The empirical evaluation across various datasets demonstrates the efficacy of SemDeDup. When applied to the LAION-440M dataset, zero-shot evaluation evidenced a robust increase in performance after semantically deduplicating the data, with 50% dataset volume reduction showing less than a 0.5% drop in top-1 accuracy. Additionally, adopting SemDeDup improved training convergence rates, dramatically optimizing the cost-to-performance ratio in deep learning contexts.

Out-of-Distribution Robustness: The model's robustness against out-of-distribution data also benefited significantly, as semantic deduplication invariably led to superior average accuracies over traditional methods.
Dataset Variability: Implementing SemDeDup on linguistic data like C4 resulted in moderate efficiency gains, reducing training computation by up to 15%.

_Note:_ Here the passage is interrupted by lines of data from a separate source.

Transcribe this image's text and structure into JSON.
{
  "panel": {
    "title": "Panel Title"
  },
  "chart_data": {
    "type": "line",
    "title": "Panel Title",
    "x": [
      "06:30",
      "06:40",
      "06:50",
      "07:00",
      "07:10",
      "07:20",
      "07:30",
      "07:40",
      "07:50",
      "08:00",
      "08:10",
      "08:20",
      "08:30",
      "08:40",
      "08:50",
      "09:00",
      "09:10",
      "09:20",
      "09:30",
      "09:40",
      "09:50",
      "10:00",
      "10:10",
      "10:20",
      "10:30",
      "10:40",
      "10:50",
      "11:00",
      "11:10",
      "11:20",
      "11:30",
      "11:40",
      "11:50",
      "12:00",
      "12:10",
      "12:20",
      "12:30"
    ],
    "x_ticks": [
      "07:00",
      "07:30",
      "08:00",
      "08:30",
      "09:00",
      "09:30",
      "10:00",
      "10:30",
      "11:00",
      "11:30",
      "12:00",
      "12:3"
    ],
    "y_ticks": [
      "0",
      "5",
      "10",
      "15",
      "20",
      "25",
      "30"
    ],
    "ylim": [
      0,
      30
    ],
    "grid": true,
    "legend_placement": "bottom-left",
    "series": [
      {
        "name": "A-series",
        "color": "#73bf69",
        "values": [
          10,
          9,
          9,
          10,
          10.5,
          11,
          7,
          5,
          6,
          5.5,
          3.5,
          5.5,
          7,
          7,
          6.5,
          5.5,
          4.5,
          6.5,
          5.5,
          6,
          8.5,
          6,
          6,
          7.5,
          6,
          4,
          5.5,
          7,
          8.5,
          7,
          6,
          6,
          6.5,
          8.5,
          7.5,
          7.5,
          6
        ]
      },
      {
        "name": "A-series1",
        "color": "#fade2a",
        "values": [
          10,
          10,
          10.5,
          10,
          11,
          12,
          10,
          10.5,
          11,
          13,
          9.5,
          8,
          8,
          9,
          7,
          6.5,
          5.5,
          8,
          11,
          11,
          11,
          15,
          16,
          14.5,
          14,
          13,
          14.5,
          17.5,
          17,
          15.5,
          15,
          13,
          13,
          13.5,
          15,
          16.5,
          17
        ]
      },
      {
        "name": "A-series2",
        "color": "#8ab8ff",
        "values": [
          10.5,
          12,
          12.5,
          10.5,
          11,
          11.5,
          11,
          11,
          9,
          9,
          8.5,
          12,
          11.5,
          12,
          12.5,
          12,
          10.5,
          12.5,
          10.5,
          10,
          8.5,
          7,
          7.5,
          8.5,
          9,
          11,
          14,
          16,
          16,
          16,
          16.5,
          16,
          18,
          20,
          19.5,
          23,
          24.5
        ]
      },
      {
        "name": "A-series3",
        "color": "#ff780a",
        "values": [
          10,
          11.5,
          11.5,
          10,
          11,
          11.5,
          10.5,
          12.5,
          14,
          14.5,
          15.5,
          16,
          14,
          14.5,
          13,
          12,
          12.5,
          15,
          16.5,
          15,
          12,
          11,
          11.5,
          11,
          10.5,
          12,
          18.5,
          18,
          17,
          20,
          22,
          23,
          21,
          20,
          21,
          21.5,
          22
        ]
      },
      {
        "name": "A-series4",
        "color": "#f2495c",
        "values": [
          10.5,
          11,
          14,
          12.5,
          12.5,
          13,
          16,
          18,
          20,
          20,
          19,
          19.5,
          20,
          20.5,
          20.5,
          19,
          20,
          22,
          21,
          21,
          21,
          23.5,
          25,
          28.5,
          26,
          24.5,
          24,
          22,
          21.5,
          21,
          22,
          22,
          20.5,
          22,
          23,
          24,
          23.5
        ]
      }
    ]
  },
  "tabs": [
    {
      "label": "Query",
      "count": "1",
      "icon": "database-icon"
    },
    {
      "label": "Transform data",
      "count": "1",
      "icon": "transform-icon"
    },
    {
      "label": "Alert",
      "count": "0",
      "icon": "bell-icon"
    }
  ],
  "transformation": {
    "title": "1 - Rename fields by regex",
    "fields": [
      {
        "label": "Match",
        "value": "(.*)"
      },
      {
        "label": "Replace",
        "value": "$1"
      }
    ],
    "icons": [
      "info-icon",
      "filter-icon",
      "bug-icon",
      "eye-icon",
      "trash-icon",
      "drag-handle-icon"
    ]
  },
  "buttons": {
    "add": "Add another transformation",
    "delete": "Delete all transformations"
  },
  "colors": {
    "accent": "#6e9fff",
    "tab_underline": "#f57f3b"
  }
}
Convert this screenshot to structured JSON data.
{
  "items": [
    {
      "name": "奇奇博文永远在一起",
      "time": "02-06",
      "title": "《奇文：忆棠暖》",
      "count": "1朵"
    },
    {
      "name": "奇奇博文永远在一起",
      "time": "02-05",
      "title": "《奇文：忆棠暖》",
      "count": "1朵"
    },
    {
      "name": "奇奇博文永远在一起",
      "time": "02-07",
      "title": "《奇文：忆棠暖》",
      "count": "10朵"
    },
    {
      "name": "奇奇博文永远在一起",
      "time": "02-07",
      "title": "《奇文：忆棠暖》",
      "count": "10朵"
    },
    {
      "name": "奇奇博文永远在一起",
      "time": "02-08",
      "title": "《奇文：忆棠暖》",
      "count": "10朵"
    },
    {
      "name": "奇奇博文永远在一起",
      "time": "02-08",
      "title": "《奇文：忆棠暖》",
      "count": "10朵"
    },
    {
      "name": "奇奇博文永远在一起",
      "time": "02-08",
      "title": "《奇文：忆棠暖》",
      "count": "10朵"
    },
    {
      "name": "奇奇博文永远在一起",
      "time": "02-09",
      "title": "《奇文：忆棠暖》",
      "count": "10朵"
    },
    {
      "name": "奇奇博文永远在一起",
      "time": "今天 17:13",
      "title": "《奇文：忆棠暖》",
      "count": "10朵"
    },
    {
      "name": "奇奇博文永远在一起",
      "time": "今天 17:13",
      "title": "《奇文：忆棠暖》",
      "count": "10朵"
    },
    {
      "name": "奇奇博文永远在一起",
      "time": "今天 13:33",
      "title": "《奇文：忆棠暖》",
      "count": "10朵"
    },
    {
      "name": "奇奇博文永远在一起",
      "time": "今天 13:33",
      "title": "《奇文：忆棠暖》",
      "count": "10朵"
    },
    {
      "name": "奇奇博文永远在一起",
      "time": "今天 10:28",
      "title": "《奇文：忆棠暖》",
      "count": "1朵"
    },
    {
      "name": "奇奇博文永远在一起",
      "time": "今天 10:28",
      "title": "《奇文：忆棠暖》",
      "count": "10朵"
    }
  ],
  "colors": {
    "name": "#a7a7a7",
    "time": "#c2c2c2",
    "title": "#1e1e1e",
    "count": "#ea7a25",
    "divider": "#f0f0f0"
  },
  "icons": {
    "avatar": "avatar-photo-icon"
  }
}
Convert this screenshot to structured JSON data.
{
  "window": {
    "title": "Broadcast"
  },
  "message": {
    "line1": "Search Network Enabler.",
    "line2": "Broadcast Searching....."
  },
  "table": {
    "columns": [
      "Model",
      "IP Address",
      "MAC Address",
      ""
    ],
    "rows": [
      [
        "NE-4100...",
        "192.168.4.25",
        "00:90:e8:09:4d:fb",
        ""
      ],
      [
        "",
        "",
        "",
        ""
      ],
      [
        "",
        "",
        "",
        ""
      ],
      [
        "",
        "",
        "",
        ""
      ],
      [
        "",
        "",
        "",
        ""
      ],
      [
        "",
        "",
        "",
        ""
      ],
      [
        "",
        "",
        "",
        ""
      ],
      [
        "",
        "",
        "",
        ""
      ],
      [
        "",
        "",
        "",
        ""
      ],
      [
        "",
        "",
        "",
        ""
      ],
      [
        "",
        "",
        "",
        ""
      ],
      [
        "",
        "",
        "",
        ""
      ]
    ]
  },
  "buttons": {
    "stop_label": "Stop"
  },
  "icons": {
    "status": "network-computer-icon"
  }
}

Theoretical and Practical Implications

The implications of reducing dataset size while maintaining or improving model performance are notably practical. Beyond the immediate computational savings, these results pave the way for more democratized access to model training on vast datasets, previously restricted due to resource necessities. It suggests that while scaling laws predict performance gains from increased data quantity, introducing strategic data quality improvement measures like SemDeDup can accelerate or even supersede those gains by mitigating redundancy.

Future Directions

The results outlined pave the way for further explorations into more unified strategies for optimizing datasets across different learning paradigms. Areas for expansion include:

Combinatorial Deduplication: Exploring combinations with existing deduplication strategies.
Error Analysis of Deduplication: Understanding when semantic deduplication aligns or diverges from traditional power law gains in dataset scaling.
Optimizing Deduplication Algorithms: Further fine-tuning semantical thresholds to tailor specificity of removal on diverse dataset classes.

In conclusion, by revealing the hidden redundancies in large web-derived datasets, SemDeDup provides a straightforward yet effective algorithm to enhance the training efficiency of large models significantly. Through such strategies, it illustrates that improved dataset curation could become the cornerstone of scalable and sustainable AI development.